A Colorado teenager lost her leg in a shark attack while vacationing in Belize this week, her family said.
Annabelle Carlson, 15, was on a diving trip to the Lighthouse Reef near Half Moon Caye in the Gulf of Honduras with her family and a tour group when the attack occurred Tuesday morning, according to the Aspen Daily News.
Carlson, of Aspen, had taken off her diving equipment and hopped into the water for a post-excursion swim when she was bitten, the outlet said.
“Annabelle was able to fight off the attack as best as she could but was critically injured in the fight,” a GoFundMe page set up for the teen’s family stated.
“Annabelle 1, shark 0.”
The tour operators with Belize Dive Pro rescued Carlson from the water and immediately brought her to a Coast Guard base, where officials helped stabilize her, Adm. Elton Bennett of the Belize Coast Guard told ABC.

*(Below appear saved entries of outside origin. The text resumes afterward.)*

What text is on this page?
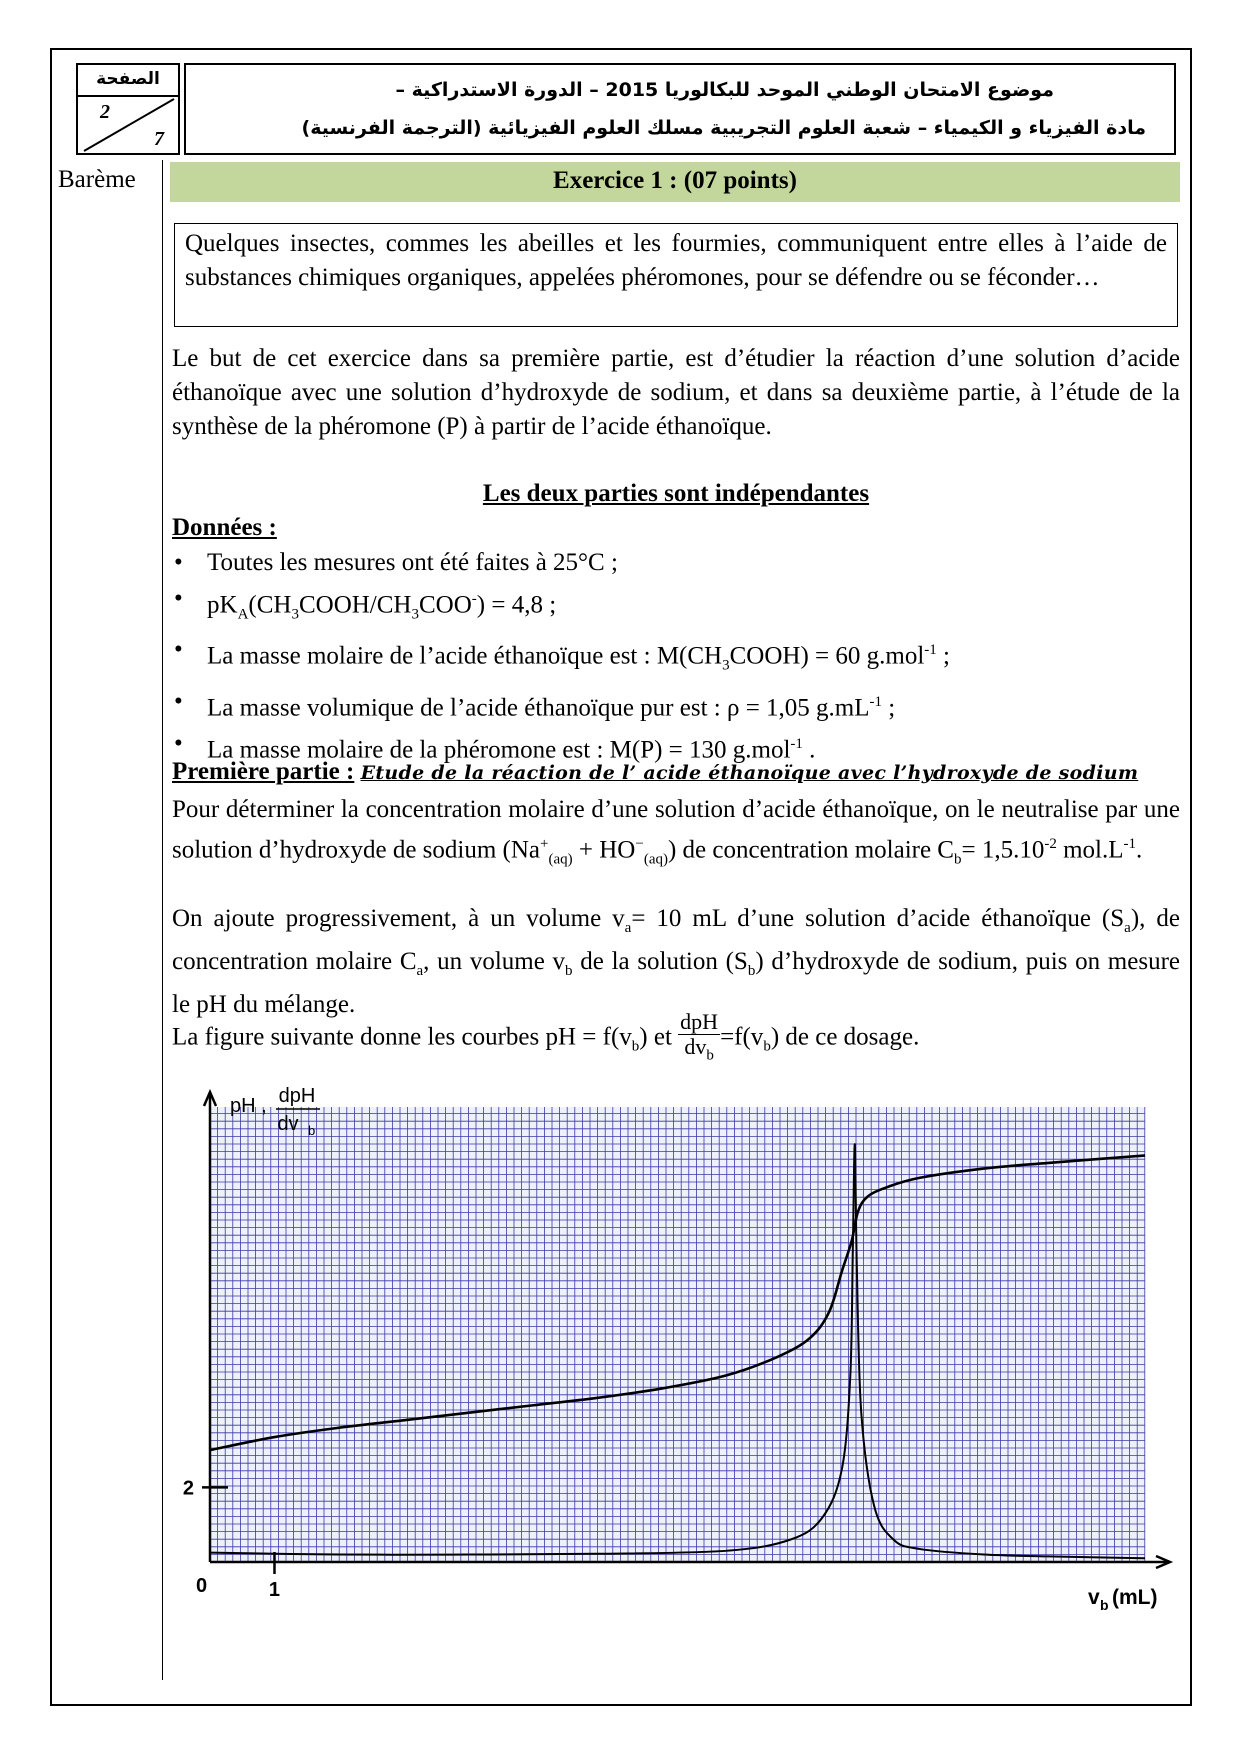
الصفحة
2
7
موضوع الامتحان الوطني الموحد للبكالوريا 2015 – الدورة الاستدراكية –
مادة الفيزياء و الكيمياء – شعبة العلوم التجريبية مسلك العلوم الفيزيائية (الترجمة الفرنسية)
Barème	Exercice 1 : (07 points)
Quelques insectes, commes les abeilles et les fourmies, communiquent entre elles à l’aide de substances chimiques organiques, appelées phéromones, pour se défendre ou se féconder…
Le but de cet exercice dans sa première partie, est d’étudier la réaction d’une solution d’acide éthanoïque avec une solution d’hydroxyde de sodium, et dans sa deuxième partie, à l’étude de la synthèse de la phéromone (P) à partir de l’acide éthanoïque.
Les deux parties sont indépendantes
Données :
• Toutes les mesures ont été faites à 25°C ;
• $pK_A(CH_3COOH/CH_3COO^-) = 4,8$ ;
• La masse molaire de l’acide éthanoïque est : $M(CH_3COOH) = 60$ g.mol$^{-1}$ ;
• La masse volumique de l’acide éthanoïque pur est : ρ = 1,05 $g.mL^{-1}$ ;
• La masse molaire de la phéromone est : M(P) = 130 g.mol$^{-1}$ .
Première partie : Etude de la réaction de l’ acide éthanoïque avec l’hydroxyde de sodium
Pour déterminer la concentration molaire d’une solution d’acide éthanoïque, on le neutralise par une solution d’hydroxyde de sodium $(Na^+_{(aq)} + HO^-_{(aq)})$ de concentration molaire $C_b= 1,5.10^{-2}$ $mol.L^{-1}$.
On ajoute progressivement, à un volume $v_a= 10$ mL d’une solution d’acide éthanoïque $(S_a)$, de concentration molaire $C_a$, un volume $v_b$ de la solution $(S_b)$ d’hydroxyde de sodium, puis on mesure le pH du mélange.
La figure suivante donne les courbes pH = $f(v_b)$ et $\frac{\text{dpH}}{dv_b} =f(v_b)$ de ce dosage.
0	1
2
pH , dpH
dv b
v b (mL)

Photos from the incident showed a team of people carrying the teen to safety once they got back on land.
“It was her right leg that received a bite from the shark. So, she lost her right leg,” Bennett explained.
After she was stabilized at a hospital in Belize City, Carlson was airlifted to a trauma center in the US, the GoFundMe said.
The shark attack was the first in recent memory in Belize, Channel 5 Belize said.
“We’re very saddened about it, but I want to highlight that this is something that is very rare and I don’t think this is a time to say, well, you know, we don’t want to go swimming again or something,” Belize’s Minister of the Blue Economy told the outlet.
Carlson, who is a rising sophomore at Aspen High School, “will have a very long road of recovery ahead of her,” the family’s fundraiser page said.
As of Friday afternoon, the GoFundMe had raised over $98,800 of its $250,000 goal.
Another US teen, Lulu Gribbin, also lost her leg in a terrifying shark attack in the waters off Florida in June.
Gribbin, 15, was left looking “lifeless” when her hand and part of her leg were bitten off during a mother-daughter beach trip, her mom recalled.
“I saw her wounds on her leg and started to scream,” the distraught parent wrote on the family’s caringbridge.org site.
“Once she was settled her first words to us were ‘I made it.’ And boy she did,” she added of the moment the teen could finally breathe on her own.